Benjamin caminha rapidamente na direção das duas e começa a falar:
̶ O que aconteceu?! – Questiona ele de forma irônica, o mesmo caminha na direção de Issa, chegando lá, puxa o lençol revelando o corpo de Nae às duas – Foi essa porra que aconteceu!
Kate dá alguns passos na direção do corpo, recua um pouco e diz sem acreditar:
̶ É o Nae...
̶ Sim Kate, é o Nae! – Vocifera Benjamin – Você só tinha que ficar aqui! Onde vocês duas estavam?!
̶ Não importa onde estávamos! – Exclama Roxanne – Foi uma fatalidade...

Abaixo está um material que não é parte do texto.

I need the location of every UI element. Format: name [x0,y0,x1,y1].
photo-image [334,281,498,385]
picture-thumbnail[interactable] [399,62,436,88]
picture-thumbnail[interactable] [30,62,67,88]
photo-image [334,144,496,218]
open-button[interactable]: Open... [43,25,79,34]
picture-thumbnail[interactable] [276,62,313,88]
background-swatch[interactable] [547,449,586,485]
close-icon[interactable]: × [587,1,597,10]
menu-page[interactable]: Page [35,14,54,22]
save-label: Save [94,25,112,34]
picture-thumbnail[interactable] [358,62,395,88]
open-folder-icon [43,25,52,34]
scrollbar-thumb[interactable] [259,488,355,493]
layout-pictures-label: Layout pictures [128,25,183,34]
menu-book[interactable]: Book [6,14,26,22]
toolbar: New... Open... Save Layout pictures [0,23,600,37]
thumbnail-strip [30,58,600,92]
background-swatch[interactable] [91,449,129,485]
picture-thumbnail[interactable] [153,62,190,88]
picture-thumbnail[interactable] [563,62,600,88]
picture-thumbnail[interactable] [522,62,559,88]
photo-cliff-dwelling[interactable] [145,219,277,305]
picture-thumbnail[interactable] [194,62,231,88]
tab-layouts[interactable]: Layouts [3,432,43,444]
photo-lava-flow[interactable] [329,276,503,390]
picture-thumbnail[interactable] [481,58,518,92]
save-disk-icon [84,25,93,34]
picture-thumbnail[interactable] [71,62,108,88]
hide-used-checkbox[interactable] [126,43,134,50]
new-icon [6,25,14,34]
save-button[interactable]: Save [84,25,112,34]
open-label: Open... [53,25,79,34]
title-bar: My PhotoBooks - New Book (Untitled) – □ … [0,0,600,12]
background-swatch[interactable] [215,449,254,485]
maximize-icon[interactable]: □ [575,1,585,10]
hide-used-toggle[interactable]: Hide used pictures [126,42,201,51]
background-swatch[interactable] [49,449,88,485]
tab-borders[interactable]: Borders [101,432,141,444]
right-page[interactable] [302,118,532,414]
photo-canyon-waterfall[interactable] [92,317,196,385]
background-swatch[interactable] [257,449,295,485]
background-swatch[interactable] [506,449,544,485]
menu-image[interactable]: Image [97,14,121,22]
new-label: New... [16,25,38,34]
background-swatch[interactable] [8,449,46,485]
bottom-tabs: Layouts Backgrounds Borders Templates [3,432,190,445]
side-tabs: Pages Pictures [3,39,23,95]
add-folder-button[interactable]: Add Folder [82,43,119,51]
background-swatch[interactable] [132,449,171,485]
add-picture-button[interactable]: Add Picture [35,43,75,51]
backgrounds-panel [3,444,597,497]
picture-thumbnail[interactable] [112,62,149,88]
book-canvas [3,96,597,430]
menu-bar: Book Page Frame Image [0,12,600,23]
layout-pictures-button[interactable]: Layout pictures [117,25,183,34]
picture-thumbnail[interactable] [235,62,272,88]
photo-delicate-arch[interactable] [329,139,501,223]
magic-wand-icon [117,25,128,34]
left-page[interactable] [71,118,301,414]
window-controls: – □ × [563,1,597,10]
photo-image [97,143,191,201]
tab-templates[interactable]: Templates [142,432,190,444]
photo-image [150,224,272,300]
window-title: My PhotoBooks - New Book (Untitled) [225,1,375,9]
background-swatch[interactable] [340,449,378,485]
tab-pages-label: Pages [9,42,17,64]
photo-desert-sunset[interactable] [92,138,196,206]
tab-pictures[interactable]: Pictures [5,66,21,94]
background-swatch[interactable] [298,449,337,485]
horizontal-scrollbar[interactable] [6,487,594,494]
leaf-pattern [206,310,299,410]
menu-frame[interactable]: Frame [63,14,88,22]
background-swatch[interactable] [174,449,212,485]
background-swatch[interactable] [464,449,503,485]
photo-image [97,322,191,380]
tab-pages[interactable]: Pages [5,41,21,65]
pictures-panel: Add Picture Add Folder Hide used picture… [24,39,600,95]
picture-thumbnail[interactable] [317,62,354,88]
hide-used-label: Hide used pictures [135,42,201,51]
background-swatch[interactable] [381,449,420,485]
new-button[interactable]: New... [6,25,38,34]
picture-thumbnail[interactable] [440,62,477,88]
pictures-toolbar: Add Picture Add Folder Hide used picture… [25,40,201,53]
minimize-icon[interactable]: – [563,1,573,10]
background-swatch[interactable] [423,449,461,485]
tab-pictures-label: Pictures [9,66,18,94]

Benjamin se aproxima dela, e a encarando profundamente volta a falar:
̶ Não, não foi uma fatalidade! – Ele balança a cabeça negativamente – A culpa da morte do Nae é de vocês duas! – Ele aproxima ainda mais o rosto do de Roxanne – A culpa da morte dele é única e exclusivamente de vocês duas!
James levanta-se e corre da direção de Benjamin, impedindo que o mesmo cometesse algum ato impensado. Ele o puxa pelo ombro e diz:
̶ Precisamos ir embora desse lugar!
Tal frase surpreende a todos, Benjamin é o único que expressa sua incompreensão:
̶ O que?! Tá maluco?! – James retoma:
̶ O Nae foi atacado por três mordedores praticamente na porta do galpão! No meio da floresta você foi também foi atacado... Eles estão cada vez mais próximos e eu não...
Um pequeno estrondo o interrompe.
̶ O que foi isso? – Indaga Benjamin.